27 There are two aspects of this view that bear highlighting. First, it is to be noted that the two answers to which the Tribunal referred were, in fact, consistent with each other. That is to say, in both, Mr Leach completely excluded the possibility that he was told in 1997 that he was able to make a Comcare claim. That being so, when the Tribunal said that those answers were “not consistent”, I consider it meant that both answers were inconsistent with common experience of the limits to human memory. Put differently, I consider the Tribunal was saying that it did not accept Mr Leach’s claims that Ms Jacob definitely did not tell him in 1997 (some 20 years earlier) that he was able to lodge a Comcare claim.
28 The second aspect of this view that bears highlighting is that, in expressing it in the terms that it did, I do not consider that the Tribunal was, as Mr Leach contended, reversing the onus of proof. That is so because s 53(3)(c) of the SRC Act provides an exception to the requirement for a person making a claim to give notice of an injury “as soon as practicable” after that person becomes aware of the injury concerned. Hence, the person relying on that exception bears the onus of proving the facts necessary to establish that the exception exists (see Chugg v Pacific Dunlop Limited (1990) 170 CLR 249 at 258). In this matter, that meant Mr Leach bore the onus of establishing that his failure to provide the notice of his injury “as soon as practicable” after becoming aware of it resulted from ignorance.

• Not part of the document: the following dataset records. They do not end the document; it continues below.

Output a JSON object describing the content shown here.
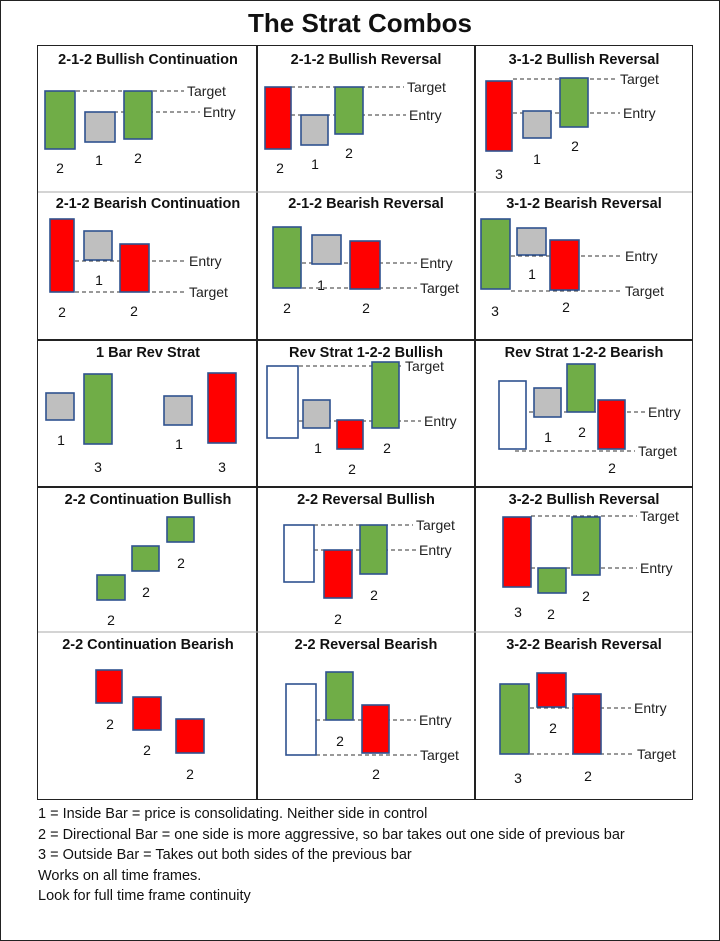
{
  "title": "The Strat Combos",
  "colors": {
    "bull": "#70AD47",
    "bear": "#FF0000",
    "inside": "#BFBFBF",
    "outline": "#2F528F",
    "line": "#333333"
  },
  "labels": {
    "target": "Target",
    "entry": "Entry"
  },
  "cards": [
    {
      "title": "2-1-2 Bullish Continuation",
      "bars": [
        "bull",
        "inside",
        "bull"
      ],
      "numbers": [
        "2",
        "1",
        "2"
      ]
    },
    {
      "title": "2-1-2 Bullish Reversal",
      "bars": [
        "bear",
        "inside",
        "bull"
      ],
      "numbers": [
        "2",
        "1",
        "2"
      ]
    },
    {
      "title": "3-1-2 Bullish Reversal",
      "bars": [
        "bear",
        "inside",
        "bull"
      ],
      "numbers": [
        "3",
        "1",
        "2"
      ]
    },
    {
      "title": "2-1-2 Bearish Continuation",
      "bars": [
        "bear",
        "inside",
        "bear"
      ],
      "numbers": [
        "2",
        "1",
        "2"
      ]
    },
    {
      "title": "2-1-2 Bearish Reversal",
      "bars": [
        "bull",
        "inside",
        "bear"
      ],
      "numbers": [
        "2",
        "1",
        "2"
      ]
    },
    {
      "title": "3-1-2 Bearish Reversal",
      "bars": [
        "bull",
        "inside",
        "bear"
      ],
      "numbers": [
        "3",
        "1",
        "2"
      ]
    },
    {
      "title": "1 Bar Rev Strat",
      "bars": [
        "inside",
        "bull",
        "inside",
        "bear"
      ],
      "numbers": [
        "1",
        "3",
        "1",
        "3"
      ]
    },
    {
      "title": "Rev Strat 1-2-2 Bullish",
      "bars": [
        "hollow",
        "inside",
        "bear",
        "bull"
      ],
      "numbers": [
        "1",
        "2",
        "2"
      ]
    },
    {
      "title": "Rev Strat 1-2-2 Bearish",
      "bars": [
        "hollow",
        "inside",
        "bull",
        "bear"
      ],
      "numbers": [
        "1",
        "2",
        "2"
      ]
    },
    {
      "title": "2-2 Continuation Bullish",
      "bars": [
        "bull",
        "bull",
        "bull"
      ],
      "numbers": [
        "2",
        "2",
        "2"
      ]
    },
    {
      "title": "2-2 Reversal Bullish",
      "bars": [
        "hollow",
        "bear",
        "bull"
      ],
      "numbers": [
        "2",
        "2"
      ]
    },
    {
      "title": "3-2-2 Bullish Reversal",
      "bars": [
        "bear",
        "bull",
        "bull"
      ],
      "numbers": [
        "3",
        "2",
        "2"
      ]
    },
    {
      "title": "2-2 Continuation Bearish",
      "bars": [
        "bear",
        "bear",
        "bear"
      ],
      "numbers": [
        "2",
        "2",
        "2"
      ]
    },
    {
      "title": "2-2 Reversal Bearish",
      "bars": [
        "hollow",
        "bull",
        "bear"
      ],
      "numbers": [
        "2",
        "2"
      ]
    },
    {
      "title": "3-2-2 Bearish Reversal",
      "bars": [
        "bull",
        "bear",
        "bear"
      ],
      "numbers": [
        "3",
        "2",
        "2"
      ]
    }
  ],
  "legend": [
    "1 = Inside Bar = price is consolidating. Neither side in control",
    "2 = Directional Bar = one side is more aggressive, so bar takes out one side of previous bar",
    "3 = Outside Bar = Takes out both sides of the previous bar",
    "Works on all time frames.",
    "Look for full time frame continuity"
  ]
}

29 Fourthly, and finally, there is the Tribunal’s reference to the fact that Mr Leach and Ms Jacob were, at this time in 1997, in regular contact by telephone and personal visits over a period of some six months.
30 When one takes account of these four features of the reasoning which immediately preceded the Tribunal’s conclusion at  of its reasons and applies a fair reading to those reasons, that is, not reading them overzealously with “an eye keenly attuned to the perception of error” (see Minister for Immigration and Ethnic Affairs v Wu Shan Liang (1996) 185 CLR 259 at 272), I consider that the Tribunal demonstrated an “evident and intelligible justification” for its conclusion at  (see the sixth principle in Eden above). I therefore reject Mr Leach’s contentions that the Tribunal’s conclusion at  was legally unreasonable.
Questions 1 and 2
31 As mentioned above, Mr Leach did not make any submissions in support of questions 1 and 2. Instead, he claimed they raised the same issues as question 3. To that extent, those questions are therefore rejected for the same reasons as above. Specifically, with respect to question 1, for the reasons given above, I consider that the Tribunal did comply with its statutory obligations to provide reasons for its conclusions at  of its reasons.

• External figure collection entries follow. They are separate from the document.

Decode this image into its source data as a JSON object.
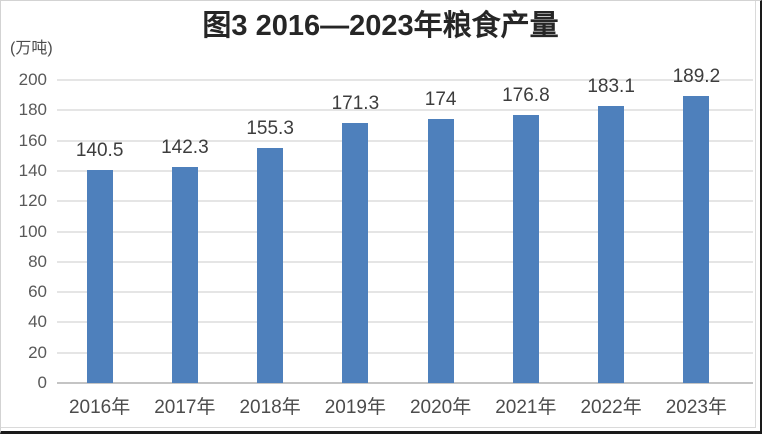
{
  "chart_data": {
    "type": "bar",
    "title": "图3 2016—2023年粮食产量",
    "unit_label": "(万吨)",
    "categories": [
      "2016年",
      "2017年",
      "2018年",
      "2019年",
      "2020年",
      "2021年",
      "2022年",
      "2023年"
    ],
    "values": [
      140.5,
      142.3,
      155.3,
      171.3,
      174,
      176.8,
      183.1,
      189.2
    ],
    "data_labels": [
      "140.5",
      "142.3",
      "155.3",
      "171.3",
      "174",
      "176.8",
      "183.1",
      "189.2"
    ],
    "y_ticks": [
      0,
      20,
      40,
      60,
      80,
      100,
      120,
      140,
      160,
      180,
      200
    ],
    "ylim": [
      0,
      200
    ],
    "xlabel": "",
    "ylabel": "",
    "grid": true,
    "legend": false,
    "bar_color": "#4e80bc",
    "gridline_color": "#e5e5e5",
    "baseline_color": "#c4c4c4"
  }
}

32 As for question 2, I do not consider it raises a question of law at all. Instead, it seeks to quibble with the commonplace procedural rulings made by the Tribunal in conducting the hearing before it, none of which involved any lack of procedural fairness, or constituted a question of law such that they could fall for consideration in this appeal.
33 For these reasons, none of Mr Leach’s questions of law has any merit. His appeal against the Tribunal’s decision must therefore be dismissed with costs. The orders will be:
1. The appellant’s notice of appeal filed 9 July 2018 is dismissed.
2. The appellant is to pay the respondent’s costs of and incidental to the appeal to be taxed failing agreement.